Acceptance criteria - [ ] go build -o /tmp/nopanic ./cmd/nopanic succeeds. - [ ] /tmp/nopanic ./... reports panic() calls in non-test files. - [ ] go vet -vettool=/tmp/nopanic ./... produces the same diagnostics via the vet driver.


Task 6: Wire vet into CI as a required step

Add go vet ./... to your CI workflow.

Acceptance criteria - [ ] A CI step runs go vet ./... after go build and before go test. - [ ] Pushing a commit that introduces a printf bug makes the CI job fail. - [ ] Fixing the bug makes the job pass on the next push.
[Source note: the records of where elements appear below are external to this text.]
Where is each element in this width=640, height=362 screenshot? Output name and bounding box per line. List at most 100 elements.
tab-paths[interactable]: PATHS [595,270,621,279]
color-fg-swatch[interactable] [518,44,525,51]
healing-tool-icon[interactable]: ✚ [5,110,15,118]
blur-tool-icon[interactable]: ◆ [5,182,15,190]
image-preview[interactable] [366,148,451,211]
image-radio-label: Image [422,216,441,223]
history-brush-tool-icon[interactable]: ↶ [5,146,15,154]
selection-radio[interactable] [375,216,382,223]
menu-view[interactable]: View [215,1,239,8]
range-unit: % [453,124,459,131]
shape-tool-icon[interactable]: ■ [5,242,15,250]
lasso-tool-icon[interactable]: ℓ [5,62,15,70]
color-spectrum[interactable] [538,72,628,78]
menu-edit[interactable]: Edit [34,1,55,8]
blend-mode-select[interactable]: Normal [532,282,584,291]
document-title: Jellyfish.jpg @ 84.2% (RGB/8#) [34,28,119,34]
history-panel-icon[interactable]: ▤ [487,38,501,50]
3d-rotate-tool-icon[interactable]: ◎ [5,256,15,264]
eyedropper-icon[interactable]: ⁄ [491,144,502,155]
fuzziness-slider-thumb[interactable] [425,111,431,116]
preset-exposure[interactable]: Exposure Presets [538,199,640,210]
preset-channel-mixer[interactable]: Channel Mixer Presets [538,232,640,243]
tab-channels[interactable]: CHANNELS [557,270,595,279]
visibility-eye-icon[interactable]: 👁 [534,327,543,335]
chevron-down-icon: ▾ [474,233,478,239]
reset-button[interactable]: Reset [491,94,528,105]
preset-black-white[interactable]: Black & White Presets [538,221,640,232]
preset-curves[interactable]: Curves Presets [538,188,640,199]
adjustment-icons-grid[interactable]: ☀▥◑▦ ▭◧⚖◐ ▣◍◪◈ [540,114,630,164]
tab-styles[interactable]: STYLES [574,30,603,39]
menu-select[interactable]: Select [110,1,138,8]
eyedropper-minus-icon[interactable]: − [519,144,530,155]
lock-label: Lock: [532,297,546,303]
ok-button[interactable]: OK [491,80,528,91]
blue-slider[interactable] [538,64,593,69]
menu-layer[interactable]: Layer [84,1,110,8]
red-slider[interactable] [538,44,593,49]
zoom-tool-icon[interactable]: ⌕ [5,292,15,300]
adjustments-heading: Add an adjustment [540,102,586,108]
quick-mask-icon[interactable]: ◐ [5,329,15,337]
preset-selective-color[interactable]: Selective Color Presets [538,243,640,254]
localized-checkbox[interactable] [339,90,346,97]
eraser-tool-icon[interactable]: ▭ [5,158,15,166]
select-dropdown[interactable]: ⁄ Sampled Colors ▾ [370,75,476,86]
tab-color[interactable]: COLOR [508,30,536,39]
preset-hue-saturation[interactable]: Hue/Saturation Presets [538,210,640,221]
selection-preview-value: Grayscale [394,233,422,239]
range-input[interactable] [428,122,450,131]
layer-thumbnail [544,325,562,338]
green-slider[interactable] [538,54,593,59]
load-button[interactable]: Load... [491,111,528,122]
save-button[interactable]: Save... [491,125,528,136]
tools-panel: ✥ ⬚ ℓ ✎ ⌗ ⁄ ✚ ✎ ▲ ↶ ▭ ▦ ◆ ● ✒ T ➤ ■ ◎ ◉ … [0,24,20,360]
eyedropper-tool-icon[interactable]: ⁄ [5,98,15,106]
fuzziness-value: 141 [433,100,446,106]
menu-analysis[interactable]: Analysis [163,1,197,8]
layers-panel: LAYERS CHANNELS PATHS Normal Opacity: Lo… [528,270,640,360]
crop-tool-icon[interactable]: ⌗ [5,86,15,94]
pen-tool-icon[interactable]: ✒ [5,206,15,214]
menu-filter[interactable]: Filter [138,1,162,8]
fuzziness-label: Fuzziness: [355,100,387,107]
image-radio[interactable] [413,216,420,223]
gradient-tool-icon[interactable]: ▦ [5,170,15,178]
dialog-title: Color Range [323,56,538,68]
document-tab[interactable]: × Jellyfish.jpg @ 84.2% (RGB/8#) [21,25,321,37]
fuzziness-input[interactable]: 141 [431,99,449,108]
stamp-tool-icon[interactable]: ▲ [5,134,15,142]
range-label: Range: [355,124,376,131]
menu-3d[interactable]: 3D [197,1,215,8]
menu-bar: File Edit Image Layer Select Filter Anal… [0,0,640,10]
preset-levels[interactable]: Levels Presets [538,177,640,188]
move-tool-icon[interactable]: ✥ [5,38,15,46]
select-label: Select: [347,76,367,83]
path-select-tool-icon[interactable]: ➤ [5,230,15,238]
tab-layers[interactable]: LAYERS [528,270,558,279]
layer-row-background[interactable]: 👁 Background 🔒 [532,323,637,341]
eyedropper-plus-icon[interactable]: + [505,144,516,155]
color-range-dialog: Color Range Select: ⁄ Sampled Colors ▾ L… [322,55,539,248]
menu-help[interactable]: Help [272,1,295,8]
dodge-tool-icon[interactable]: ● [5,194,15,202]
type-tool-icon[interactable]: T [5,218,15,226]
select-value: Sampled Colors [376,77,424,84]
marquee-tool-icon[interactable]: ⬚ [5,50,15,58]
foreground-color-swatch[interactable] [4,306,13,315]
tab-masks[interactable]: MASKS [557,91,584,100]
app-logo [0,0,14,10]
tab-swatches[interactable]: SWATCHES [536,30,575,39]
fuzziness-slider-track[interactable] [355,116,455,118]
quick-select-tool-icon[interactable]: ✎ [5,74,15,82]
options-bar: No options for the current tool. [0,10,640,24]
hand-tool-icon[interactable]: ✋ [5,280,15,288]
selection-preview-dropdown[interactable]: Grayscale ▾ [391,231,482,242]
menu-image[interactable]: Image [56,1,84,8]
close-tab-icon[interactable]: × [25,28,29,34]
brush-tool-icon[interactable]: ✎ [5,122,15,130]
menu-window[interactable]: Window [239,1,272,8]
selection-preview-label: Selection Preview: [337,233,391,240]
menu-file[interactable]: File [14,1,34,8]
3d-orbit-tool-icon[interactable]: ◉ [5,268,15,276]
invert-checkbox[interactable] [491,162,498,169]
Task 7: Use go test -vet=all for stricter checking

Change your CI test step to enable the full vet set during tests.

Acceptance criteria - [ ] go test -vet=all ./... is used in CI instead of plain go test ./.... - [ ] You introduce a bug caught only by an analyzer outside the default test set (e.g., copylocks) and observe CI failing under -vet=all but passing under the default. - [ ] You document in CONTRIBUTING.md why -vet=all is used.


Task 8: Confirm vet cache reuse

Measure cache behavior to internalize that vet is cheap on a warm cache.

Acceptance criteria - [ ] go clean -cache && time go vet ./... (cold) takes noticeably longer than the same command repeated immediately (time go vet ./..., warm). - [ ] You can name two things that bust the vet cache (source change, analyzer flag change, toolchain version, environment).


Task 9: Reject a -vettool shortcut in review

Imagine a teammate adds // nolint:vet style comments around a printf diagnostic instead of fixing it.

Acceptance criteria - [ ] You write a 2–3 sentence PR comment explaining why suppressing vet is the wrong fix (zero-false-positive contract; the diagnostic is a real bug). - [ ] You provide a corrected diff that fixes the underlying bug instead of silencing the analyzer.